The retry mechanism respects bounds defined in [`elixir/config/config.ex`](https://github.com/openai/symphony/blob/main/elixir/config/config.ex). The `agent.max_retry_backoff_ms` setting hard-caps the exponential delay, while the internal implementation limits the exponent calculation to 10 steps (`max_delay_power = min(attempt - 1, 10)`), ensuring the delay never exceeds approximately 2.8 hours (10 seconds × 2^10) before clamping.

## Summary

- **Failure detection** occurs through Elixir process monitoring (`:DOWN` messages) in `handle_info/2`.
- **Delay calculation** uses exponential backoff starting at 10 seconds, doubling with each attempt, but capped at a configurable maximum via `Config.settings!().agent.max_retry_backoff_ms`.
- **Context preservation** maintains identifier, error details, worker host, and workspace path across retries via `state.retry_attempts`.
- **Timing** utilizes `Process.send_after/3` with unique retry tokens to ensure idempotent execution.
- **Continuation vs. failure** logic distinguishes between successful polling (1-second delay) and actual crashes (exponential backoff).

## Frequently Asked Questions

### What triggers Symphony's retry mechanism?

When a Codex-backed worker process crashes or exits unexpectedly while processing a Linear issue, the orchestrator receives a `{:DOWN, ...}` message.

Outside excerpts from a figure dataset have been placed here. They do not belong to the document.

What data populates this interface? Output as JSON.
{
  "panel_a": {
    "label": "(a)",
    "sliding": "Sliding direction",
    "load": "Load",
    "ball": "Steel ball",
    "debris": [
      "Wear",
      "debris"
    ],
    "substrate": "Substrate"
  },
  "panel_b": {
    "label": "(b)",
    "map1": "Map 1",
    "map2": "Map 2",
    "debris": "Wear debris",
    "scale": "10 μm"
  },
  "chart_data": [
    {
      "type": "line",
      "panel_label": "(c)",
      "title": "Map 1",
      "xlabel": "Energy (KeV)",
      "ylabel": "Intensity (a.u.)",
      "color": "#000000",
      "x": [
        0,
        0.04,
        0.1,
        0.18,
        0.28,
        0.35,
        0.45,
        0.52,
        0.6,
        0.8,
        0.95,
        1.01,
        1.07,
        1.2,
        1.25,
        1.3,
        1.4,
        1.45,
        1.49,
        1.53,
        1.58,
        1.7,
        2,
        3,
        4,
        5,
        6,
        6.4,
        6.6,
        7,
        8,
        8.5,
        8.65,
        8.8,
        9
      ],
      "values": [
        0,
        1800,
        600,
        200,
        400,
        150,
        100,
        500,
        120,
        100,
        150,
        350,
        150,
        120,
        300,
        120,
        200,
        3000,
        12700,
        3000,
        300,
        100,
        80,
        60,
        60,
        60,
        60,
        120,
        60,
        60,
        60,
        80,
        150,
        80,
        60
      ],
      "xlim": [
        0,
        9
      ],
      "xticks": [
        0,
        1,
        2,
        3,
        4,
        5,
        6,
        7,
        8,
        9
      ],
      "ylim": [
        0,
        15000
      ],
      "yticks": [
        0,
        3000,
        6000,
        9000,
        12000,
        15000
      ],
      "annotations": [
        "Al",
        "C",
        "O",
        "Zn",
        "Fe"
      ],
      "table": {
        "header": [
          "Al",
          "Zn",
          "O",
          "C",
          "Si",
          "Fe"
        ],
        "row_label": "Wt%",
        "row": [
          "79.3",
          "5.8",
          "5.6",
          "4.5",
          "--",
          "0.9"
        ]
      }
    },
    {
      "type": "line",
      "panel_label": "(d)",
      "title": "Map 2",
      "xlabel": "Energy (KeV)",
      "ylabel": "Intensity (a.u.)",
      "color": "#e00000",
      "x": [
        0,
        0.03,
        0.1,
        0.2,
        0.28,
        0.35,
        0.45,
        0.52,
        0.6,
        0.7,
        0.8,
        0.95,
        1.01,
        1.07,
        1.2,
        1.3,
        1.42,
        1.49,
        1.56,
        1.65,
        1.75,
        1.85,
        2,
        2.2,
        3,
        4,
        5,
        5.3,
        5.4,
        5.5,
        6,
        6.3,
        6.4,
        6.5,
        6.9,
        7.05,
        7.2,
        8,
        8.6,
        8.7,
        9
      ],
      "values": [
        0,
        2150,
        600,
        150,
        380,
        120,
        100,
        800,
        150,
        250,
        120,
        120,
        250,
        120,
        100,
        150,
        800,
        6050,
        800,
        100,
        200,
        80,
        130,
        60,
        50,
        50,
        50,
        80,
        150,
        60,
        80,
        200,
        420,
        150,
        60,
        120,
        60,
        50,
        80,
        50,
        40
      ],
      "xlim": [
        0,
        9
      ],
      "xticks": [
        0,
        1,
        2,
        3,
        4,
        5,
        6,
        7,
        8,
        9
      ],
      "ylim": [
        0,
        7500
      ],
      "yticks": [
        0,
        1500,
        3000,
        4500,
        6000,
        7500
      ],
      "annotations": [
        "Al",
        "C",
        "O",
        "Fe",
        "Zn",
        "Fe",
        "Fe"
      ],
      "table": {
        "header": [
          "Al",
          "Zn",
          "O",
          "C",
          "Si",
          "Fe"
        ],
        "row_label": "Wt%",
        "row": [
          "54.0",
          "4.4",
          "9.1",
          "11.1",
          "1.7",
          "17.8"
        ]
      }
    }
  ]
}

This triggers the retry logic, which calculates the next backoff delay and schedules a retry attempt, preserving the original execution context including workspace paths and error details.

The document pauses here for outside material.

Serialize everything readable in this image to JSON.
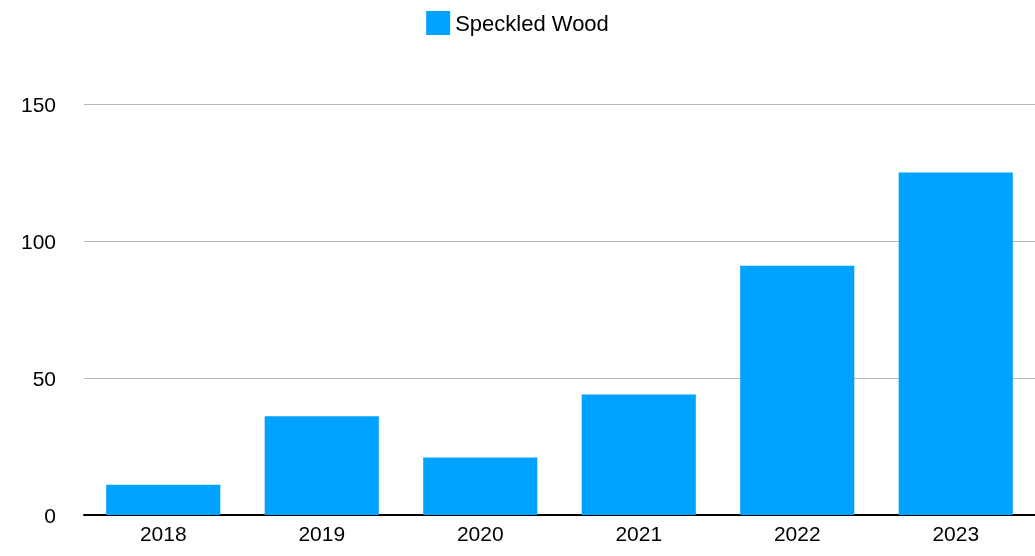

### How does Symphony calculate exponential backoff delays?

Symphony calculates delays using `failure_retry_delay/1`, which applies the formula `min(10s * 2^(attempt-1), max_configured_backoff)`. The exponent is capped at 10 to prevent integer overflow, and the final delay cannot exceed the `agent.max_retry_backoff_ms` configuration value. First-attempt continuations receive a fixed 1-second delay instead.

### What metadata is preserved during a retry?

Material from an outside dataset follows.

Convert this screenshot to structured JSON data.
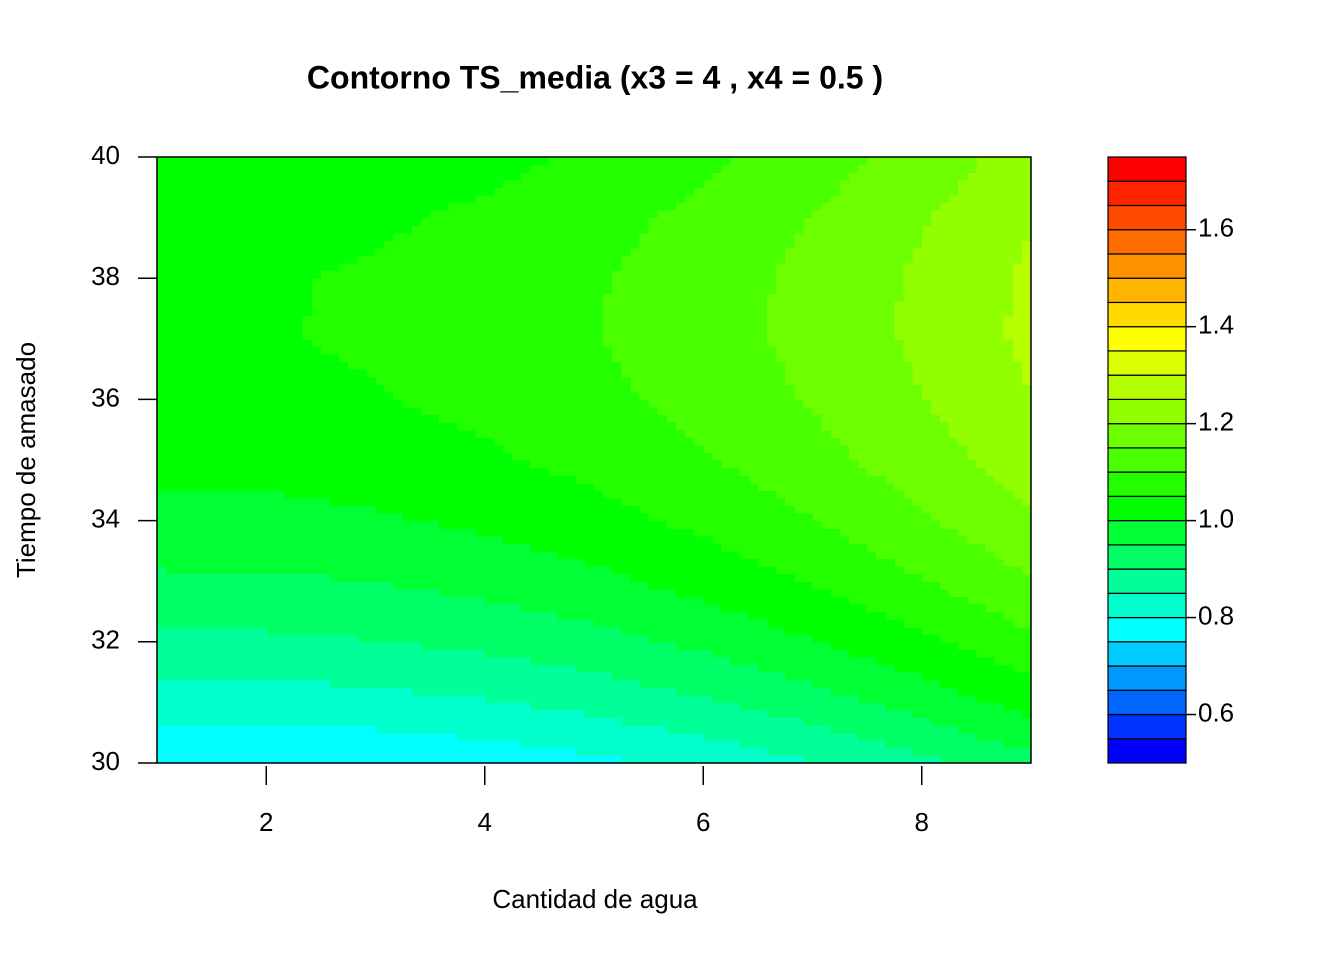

The orchestrator preserves the `identifier` (for correlation), the `error` string (for debugging), the `worker_host` (for host affinity), and the `workspace_path` (for filesystem context). This metadata is stored in the `state.retry_attempts` map under the issue ID, ensuring resumed agents can continue execution from the exact previous state.

### Is there a maximum retry delay in Symphony?

Yes. While the exponential calculation uses powers of 2, Symphony caps the exponent at 10 (preventing delays beyond ~2.8 hours from the base) and applies a hard ceiling via `Config.settings!().agent.max_retry_backoff_ms`. This jitter-free, bounded backoff prevents infinite retry loops and excessive resource waiting.